The Market in Numbers
The data center liquid cooling market roughly doubled in 2025, reaching close to $3 billion in manufacturer revenue, according to Dell’Oro Group. The firm expects it to approach $7 billion by 2029. Single-phase direct liquid cooling remains the dominant architecture, supported by hyperscaler adoption and broad vendor investment. Two-phase and immersion systems are projected to expand gradually as accelerator thermal design power climbs.
The immersion cooling segment alone is forecast to reach $931 million in 2026 and grow at a compound annual rate of 27.1 percent through 2033, reflecting selective adoption where architectural trade-offs justify the additional complexity.
What Comes Next
The convergence of these trends points toward a near-term future in which liquid cooling is not an option but a requirement for any data center deploying current-generation AI accelerators.
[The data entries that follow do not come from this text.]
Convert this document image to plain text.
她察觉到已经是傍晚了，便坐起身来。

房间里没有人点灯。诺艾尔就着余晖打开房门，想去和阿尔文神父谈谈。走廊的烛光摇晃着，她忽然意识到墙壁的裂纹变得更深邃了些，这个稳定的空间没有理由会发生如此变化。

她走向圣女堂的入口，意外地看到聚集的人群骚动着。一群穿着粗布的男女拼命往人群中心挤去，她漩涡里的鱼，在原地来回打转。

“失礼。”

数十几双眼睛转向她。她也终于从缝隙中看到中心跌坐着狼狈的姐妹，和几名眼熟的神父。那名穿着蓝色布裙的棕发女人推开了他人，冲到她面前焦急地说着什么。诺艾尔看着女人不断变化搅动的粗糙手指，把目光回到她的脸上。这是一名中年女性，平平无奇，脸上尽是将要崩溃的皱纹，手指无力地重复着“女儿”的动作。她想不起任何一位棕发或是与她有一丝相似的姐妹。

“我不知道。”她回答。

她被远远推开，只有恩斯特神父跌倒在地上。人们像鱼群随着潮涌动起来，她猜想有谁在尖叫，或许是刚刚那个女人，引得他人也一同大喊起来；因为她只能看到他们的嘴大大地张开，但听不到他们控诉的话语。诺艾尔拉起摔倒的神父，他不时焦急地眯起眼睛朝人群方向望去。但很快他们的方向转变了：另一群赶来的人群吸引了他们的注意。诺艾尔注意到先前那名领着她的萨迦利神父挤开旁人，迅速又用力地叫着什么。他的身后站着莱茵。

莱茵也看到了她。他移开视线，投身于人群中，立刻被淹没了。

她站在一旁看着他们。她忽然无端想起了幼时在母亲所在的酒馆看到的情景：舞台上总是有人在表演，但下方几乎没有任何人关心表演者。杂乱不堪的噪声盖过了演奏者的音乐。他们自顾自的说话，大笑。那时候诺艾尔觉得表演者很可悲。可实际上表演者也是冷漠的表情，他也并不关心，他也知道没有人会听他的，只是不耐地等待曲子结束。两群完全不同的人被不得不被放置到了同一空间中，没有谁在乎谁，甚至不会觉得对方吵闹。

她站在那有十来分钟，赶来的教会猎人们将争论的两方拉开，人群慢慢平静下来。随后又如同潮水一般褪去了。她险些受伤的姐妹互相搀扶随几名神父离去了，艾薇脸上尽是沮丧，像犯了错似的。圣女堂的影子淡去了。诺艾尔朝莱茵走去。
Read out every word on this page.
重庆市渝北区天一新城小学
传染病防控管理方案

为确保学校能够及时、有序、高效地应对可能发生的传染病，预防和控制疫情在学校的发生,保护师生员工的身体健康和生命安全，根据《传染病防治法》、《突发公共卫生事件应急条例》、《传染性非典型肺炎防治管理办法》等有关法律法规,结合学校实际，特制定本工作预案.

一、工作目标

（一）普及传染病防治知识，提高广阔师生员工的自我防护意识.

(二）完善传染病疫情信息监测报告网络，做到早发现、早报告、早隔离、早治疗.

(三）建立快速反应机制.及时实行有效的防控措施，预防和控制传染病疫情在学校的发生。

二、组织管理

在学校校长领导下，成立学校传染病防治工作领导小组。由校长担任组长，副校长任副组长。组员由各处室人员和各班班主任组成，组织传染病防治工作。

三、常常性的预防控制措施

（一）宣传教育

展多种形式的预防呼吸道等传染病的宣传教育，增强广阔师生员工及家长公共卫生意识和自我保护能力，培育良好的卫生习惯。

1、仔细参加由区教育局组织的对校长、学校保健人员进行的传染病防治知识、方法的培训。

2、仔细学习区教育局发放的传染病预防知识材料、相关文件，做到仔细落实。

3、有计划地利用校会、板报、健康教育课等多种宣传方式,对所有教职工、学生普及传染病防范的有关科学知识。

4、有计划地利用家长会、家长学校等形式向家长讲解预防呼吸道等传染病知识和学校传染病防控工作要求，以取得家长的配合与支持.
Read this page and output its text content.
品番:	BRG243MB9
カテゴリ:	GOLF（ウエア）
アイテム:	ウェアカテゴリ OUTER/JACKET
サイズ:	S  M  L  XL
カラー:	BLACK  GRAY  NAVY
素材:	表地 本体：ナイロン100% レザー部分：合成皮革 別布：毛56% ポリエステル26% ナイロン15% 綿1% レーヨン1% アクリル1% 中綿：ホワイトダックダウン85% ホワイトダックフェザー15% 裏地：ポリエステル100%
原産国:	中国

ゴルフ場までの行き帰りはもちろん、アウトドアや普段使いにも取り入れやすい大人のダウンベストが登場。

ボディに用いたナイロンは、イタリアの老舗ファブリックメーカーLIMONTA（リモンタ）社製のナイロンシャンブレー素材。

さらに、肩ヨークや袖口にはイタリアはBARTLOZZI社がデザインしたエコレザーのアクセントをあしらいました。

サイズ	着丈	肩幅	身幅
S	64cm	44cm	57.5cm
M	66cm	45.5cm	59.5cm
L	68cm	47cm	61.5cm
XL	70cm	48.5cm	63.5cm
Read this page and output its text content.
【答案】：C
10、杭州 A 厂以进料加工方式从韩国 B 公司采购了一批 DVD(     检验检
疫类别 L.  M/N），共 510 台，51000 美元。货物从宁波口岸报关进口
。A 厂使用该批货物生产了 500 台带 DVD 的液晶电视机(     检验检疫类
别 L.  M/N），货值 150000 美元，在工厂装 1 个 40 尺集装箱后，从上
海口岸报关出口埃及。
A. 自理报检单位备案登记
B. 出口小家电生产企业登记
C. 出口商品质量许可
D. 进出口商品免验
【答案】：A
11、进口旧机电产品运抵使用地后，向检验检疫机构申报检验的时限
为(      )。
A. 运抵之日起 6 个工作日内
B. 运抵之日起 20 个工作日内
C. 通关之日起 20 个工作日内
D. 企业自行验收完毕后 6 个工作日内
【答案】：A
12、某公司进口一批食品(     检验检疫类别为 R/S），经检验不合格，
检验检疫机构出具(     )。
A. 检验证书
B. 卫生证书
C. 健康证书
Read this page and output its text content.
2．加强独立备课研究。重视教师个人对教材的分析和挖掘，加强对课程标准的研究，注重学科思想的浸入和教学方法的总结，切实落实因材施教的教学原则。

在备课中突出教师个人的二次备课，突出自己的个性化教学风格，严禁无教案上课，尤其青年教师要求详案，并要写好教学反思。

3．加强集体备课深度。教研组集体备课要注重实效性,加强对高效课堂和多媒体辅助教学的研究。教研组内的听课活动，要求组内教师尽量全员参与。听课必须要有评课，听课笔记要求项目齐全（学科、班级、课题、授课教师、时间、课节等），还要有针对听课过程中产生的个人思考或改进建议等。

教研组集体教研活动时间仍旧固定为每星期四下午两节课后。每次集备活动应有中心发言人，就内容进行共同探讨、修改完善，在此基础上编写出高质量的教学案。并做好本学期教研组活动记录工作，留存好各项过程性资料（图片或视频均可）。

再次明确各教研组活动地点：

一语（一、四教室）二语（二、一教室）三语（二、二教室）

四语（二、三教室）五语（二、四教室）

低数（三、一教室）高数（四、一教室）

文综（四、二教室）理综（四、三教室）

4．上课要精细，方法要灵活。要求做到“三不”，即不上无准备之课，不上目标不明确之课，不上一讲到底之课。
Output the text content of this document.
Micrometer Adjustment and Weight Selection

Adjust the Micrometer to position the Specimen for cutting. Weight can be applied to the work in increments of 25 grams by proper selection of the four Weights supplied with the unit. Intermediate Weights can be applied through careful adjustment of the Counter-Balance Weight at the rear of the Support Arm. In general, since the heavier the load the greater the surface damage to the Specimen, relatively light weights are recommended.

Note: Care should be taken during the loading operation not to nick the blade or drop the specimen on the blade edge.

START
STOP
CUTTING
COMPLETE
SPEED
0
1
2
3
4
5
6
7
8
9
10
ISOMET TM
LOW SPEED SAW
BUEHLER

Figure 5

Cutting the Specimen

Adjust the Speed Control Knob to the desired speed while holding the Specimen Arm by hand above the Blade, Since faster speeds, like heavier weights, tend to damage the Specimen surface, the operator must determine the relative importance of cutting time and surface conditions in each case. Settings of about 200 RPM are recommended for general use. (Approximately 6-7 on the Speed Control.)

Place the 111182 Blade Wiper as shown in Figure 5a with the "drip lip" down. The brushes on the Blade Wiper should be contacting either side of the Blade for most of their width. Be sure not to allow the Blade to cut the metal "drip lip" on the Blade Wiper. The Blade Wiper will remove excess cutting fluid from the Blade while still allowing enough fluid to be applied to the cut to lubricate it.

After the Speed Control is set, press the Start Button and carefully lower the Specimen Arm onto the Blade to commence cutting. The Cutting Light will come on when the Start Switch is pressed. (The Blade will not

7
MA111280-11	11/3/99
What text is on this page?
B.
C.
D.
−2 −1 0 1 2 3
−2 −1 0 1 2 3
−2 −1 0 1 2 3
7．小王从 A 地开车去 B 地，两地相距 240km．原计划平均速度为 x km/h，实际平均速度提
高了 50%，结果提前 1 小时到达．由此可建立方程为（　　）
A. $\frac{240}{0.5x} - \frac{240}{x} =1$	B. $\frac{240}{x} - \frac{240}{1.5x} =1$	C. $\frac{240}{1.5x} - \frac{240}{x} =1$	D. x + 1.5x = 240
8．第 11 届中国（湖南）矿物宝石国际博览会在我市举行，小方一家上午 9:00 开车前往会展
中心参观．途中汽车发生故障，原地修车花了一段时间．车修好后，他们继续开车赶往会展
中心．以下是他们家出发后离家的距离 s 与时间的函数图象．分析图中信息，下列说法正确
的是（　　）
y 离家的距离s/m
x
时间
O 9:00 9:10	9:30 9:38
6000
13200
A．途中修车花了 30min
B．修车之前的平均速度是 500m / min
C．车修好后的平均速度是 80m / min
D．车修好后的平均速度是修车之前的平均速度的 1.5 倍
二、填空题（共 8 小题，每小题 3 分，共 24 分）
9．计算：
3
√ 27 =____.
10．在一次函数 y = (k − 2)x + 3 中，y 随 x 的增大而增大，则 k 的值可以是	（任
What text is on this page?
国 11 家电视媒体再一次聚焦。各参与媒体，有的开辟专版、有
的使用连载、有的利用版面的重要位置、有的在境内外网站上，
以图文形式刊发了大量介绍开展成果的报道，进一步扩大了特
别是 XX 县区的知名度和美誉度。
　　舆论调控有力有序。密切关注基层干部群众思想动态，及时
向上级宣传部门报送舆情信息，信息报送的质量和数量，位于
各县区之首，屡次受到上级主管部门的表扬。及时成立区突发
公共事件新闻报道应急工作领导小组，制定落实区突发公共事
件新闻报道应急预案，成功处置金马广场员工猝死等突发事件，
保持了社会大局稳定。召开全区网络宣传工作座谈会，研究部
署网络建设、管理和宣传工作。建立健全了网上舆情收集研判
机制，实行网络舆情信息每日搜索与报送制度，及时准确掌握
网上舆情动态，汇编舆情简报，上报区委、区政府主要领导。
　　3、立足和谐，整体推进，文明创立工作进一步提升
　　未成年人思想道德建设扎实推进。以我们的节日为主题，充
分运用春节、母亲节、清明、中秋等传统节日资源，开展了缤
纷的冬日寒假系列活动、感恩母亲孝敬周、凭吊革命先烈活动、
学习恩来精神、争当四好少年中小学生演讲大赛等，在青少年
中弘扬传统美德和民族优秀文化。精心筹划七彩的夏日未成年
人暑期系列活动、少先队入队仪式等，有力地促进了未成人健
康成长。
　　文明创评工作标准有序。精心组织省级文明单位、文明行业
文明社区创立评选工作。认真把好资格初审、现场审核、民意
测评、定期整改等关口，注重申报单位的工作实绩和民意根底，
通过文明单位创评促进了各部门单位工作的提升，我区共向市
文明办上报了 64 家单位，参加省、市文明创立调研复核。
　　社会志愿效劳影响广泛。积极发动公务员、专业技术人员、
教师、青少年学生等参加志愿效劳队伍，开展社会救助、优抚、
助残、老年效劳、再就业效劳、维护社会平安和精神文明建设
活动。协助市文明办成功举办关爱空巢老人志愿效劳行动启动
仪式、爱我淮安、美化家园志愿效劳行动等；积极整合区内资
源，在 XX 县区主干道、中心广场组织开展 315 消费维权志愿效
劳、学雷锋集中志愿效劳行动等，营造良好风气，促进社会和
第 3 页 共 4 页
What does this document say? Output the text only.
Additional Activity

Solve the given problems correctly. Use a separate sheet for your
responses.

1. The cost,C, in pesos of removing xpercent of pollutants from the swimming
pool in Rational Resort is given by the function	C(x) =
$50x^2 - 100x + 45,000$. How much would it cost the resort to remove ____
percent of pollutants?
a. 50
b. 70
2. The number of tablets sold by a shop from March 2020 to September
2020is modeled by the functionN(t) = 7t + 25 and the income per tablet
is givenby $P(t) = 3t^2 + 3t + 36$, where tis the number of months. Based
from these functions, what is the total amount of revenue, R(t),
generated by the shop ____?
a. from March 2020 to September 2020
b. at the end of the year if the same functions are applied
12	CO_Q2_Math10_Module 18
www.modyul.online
NVIDIA’s decision to design Vera Rubin around warm-water cooling, and to eliminate chiller dependency at the chip architecture level, effectively sets the thermal envelope for an entire generation of AI infrastructure.
For the cooling industry, the consolidation wave is likely not over. Dell’Oro identifies Vertiv, CoolIT, nVent, and Boyd as current market leaders, with Aaon demonstrating how deep hyperscaler partnerships can enable rapid market share gains. Smaller specialists in immersion cooling, rear-door heat exchangers, and coolant distribution may become acquisition targets as industrial conglomerates seek to assemble complete thermal management portfolios.
The strategic calculus has shifted. Cooling is no longer a commodity service bolted onto a finished data center design. It is an architectural decision made at the same stage as power delivery and network topology, one that determines which chips can be deployed, at what density, and at what cost.